The woman from town is kind. She rarely whips her cow. Sometimes she brings the prospector a bottle of beer, lukewarm from the journey and sweating profusely in the sun. When the prospector hits gold perhaps she will shape some of it into a ring.
She will shape much of it into rings and give them to everyone who has ever been sweet to her. She will shape all of it into rings and marry the world. In this way the prospector will forge an end to cruelty.
Back to work; the shovel settles against her callouses like a head on a familiar pillow. She walks a circle around her camp until her toes tingle in her boots. There.

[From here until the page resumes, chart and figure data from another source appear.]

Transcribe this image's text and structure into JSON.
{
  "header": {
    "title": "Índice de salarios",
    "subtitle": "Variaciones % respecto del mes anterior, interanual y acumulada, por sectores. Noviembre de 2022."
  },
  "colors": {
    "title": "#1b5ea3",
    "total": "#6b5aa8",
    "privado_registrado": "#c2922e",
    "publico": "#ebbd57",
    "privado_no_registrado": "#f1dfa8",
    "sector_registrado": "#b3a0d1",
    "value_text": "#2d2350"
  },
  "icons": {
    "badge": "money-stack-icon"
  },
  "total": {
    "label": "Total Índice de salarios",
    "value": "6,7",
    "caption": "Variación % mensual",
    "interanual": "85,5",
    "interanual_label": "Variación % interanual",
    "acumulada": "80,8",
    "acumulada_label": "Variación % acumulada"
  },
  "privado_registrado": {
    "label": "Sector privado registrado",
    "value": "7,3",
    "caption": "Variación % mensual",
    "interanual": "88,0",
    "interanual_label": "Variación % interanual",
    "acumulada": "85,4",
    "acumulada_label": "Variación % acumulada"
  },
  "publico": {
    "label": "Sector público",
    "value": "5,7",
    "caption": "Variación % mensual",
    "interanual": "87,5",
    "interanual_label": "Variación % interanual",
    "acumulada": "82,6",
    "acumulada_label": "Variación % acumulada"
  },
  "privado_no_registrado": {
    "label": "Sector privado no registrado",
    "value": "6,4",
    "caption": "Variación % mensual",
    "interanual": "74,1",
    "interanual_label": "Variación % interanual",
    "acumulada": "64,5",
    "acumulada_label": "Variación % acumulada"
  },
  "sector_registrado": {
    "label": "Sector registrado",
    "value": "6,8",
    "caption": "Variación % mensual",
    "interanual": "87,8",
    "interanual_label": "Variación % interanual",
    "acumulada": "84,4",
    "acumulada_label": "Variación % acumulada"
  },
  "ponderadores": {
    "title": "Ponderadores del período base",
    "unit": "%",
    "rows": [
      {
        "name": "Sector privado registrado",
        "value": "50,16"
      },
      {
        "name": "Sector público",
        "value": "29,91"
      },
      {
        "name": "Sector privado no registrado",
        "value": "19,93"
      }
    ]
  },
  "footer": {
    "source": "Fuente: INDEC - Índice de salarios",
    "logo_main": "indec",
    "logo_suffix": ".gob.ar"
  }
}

Night, and the prospector dreams again, her favorite dream, where she is warm and precious and malleable, curled in anticipation below the surface of the earth, waiting to be discovered by someone who will lift her towards the sun and yelp in wordless joy.
She wakes to the distant hollow clang of a single cowbell—rich and resonant as the bells that call a town to church—and puts on coffee for two.
The woman from town is always clean-scrubbed despite the dust of the road. She has a twanging voice like a well-tuned banjo, and only one dress, which is blue as the Appalachian sky in summer. When they pray together she puts her scrubbed hands over the prospector’s and talks for both of them.
On this occasion after the praying she gives the prospector two beers, a monumental bounty. She tells the prospector she’ll have to buy food elsewhere, as this is the last time she’ll be coming up the mountain.
The prospector cracks one beer open on the point of her shovel and takes a bitter swig. It helps her voice come out. She asks, Why’s that.
The woman from town explains that she’s been working all this time to keep her husband fed while he panned the river. But all the gold’s dried up, so they’re going west to California where you can’t take a step without hitting paydirt.
The prospector knows there’s still gold in Georgia. She feels it in her marrow. But if she gives away her secret every Tom-Dick-Harry will be up on her mountain, splashing in her river and scratching at her dirt. So she says, Guess this is goodbye.
The woman from town also guesses that it is.
When she’s packing up her cart she pauses. She turns back to the prospector and says, haltingly, that it’s an awful long ride to California. That there’s room on the wagon still. That there’s gold enough for everybody over in the West.
That so, the prospector says. She stabs her shovel into the black earth, turning and turning it. The woman from town has never said anything about a husband before. She begins to dig in earnest, although this spot does not feel lucky, and sweat prickles all across her back.
She hears the sound of the cowbell and the creaking cart-wheels, the beast moaning lowly to itself as it trudges forward, laden with cans of coffee and pickles and the tanned skins of its brothers and fathers. She digs, and the sun beats down heavily on her back, and the soil is weightier than normal, as though it cannot stand to be divided even one more time.
The day is hot, and after the two beers the prospector finds herself unbearably thirsty. She leaves her shovel standing upright and alone. The stream near her camp flows cold and ceaseless, silt at the bottom tumbling upwards in a restless cloud. She dunks her mug in carelessly, so parched she’s ready to drink the dirt down with all the rest.
When she raises the mug to her lip, a sudden ray of light pierces her eye. There’s something at the bottom, glittering through the mud. Three little gold nuggets, each no larger than ant-shit, but clear as day all the same.
The prospector stares into the mug, down at the specks of gold that have pinned themselves to the dark bottom like forgotten stars. She sees how each is nestled in its warm-earth place, how even the smallest particles of dirt orbit them like planets, tucking them in for a long rest.
She swirls the mug hard, sending the galaxy spinning in its tin confines, and drinks it all down in one gulp.